Com instrumentos de corda diferentes, “Retrograde” é uma das mais belas canções da tracklist e, talvez, de toda a carreira do Pearl Jam. Apesar da melodia cativante, a letra retoma a acidez de outrora ao criticar, novamente, a ação humana contra o meio ambiente. Uma ode à evolução, contra o retrógrado. O fechamento fica por conta da contemplativa “River Cross”, que embarca nos experimentos e chega a flertar com a world music em seu instrumental.

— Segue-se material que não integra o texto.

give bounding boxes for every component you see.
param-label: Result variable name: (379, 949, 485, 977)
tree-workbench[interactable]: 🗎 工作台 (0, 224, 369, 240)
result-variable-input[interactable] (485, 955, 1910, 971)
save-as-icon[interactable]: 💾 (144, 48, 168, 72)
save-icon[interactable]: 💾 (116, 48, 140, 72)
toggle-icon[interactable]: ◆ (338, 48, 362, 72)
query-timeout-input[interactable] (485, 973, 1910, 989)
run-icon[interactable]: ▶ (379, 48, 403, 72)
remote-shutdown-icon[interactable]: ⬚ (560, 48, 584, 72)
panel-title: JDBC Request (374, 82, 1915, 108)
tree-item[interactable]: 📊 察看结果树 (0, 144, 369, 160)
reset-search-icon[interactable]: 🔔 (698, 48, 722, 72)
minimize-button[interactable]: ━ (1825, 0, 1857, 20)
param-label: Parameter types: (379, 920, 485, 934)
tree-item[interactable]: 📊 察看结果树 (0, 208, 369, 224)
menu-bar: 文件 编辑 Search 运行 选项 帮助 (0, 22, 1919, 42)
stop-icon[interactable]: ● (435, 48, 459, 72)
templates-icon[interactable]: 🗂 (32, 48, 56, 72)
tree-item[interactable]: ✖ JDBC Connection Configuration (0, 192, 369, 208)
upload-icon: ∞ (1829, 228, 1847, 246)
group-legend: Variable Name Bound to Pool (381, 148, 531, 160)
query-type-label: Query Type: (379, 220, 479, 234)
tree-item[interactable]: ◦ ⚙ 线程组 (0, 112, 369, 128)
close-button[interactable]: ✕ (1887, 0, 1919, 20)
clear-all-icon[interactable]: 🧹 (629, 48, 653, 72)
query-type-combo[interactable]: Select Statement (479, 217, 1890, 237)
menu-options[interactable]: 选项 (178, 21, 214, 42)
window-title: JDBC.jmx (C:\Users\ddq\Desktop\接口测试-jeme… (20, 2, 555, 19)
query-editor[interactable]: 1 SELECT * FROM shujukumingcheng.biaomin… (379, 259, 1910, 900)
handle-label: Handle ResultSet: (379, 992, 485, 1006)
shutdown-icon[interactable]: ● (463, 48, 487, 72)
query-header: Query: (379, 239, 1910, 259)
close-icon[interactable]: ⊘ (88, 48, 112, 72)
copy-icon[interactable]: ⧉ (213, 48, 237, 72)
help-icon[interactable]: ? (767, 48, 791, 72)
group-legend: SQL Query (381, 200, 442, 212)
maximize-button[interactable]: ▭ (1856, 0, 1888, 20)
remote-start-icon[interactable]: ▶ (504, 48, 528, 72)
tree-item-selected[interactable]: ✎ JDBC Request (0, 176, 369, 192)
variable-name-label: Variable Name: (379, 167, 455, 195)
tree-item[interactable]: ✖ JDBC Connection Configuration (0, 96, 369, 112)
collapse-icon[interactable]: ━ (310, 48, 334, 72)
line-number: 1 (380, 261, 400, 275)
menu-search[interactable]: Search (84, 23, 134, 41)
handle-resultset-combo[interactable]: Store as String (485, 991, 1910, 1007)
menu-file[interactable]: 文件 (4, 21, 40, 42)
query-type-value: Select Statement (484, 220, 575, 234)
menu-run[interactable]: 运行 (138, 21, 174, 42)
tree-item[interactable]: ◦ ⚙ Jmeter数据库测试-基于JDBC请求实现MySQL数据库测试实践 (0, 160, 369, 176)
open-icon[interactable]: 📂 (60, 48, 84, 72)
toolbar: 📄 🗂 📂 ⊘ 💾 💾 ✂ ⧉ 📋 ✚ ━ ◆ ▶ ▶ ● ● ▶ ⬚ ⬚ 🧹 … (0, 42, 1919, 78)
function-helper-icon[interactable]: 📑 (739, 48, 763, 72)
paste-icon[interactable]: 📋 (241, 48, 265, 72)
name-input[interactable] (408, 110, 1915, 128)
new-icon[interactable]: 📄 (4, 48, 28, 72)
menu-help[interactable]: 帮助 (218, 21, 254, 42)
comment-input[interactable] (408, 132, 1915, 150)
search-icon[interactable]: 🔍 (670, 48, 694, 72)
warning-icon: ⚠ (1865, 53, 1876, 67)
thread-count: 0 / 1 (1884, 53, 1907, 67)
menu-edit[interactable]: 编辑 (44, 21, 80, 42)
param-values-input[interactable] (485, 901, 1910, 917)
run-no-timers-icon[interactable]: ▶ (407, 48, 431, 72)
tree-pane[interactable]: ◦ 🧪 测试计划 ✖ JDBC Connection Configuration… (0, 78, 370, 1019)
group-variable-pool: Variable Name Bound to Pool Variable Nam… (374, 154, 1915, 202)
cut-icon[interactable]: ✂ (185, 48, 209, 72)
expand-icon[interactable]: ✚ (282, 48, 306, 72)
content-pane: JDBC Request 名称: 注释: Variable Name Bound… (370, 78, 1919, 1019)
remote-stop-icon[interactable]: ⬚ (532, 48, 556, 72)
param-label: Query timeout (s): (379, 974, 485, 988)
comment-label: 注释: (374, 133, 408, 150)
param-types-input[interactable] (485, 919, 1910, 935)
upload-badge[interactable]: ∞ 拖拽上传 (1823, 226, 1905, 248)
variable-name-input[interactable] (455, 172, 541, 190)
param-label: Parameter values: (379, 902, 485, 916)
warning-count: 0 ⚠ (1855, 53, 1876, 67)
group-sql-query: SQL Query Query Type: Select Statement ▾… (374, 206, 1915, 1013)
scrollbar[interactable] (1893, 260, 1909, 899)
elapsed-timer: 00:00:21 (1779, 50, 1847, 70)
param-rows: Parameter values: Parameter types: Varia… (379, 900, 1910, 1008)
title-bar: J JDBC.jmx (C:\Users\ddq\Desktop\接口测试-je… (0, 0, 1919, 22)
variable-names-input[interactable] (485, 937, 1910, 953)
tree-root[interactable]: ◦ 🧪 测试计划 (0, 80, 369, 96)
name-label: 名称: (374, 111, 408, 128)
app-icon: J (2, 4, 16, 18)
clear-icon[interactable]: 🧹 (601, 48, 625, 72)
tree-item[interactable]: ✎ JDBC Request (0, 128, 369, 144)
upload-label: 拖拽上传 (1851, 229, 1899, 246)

Sei que, até hoje, existem fãs do Pearl Jam – ou, melhor, admiradores mais distantes – que esperam um álbum como “Ten”. Mais uma vez, não é o que a banda apresenta. Ainda bem. A curva de evolução desse grupo ao longo da carreira é algo raro dentro do rock, justamente, por não abrir mão da autenticidade e fugir do óbvio. O inesperado, inclusive, ocasiona alguns tropeços no meio do caminho, mas os grandes acertos ofuscam os pequenos erros.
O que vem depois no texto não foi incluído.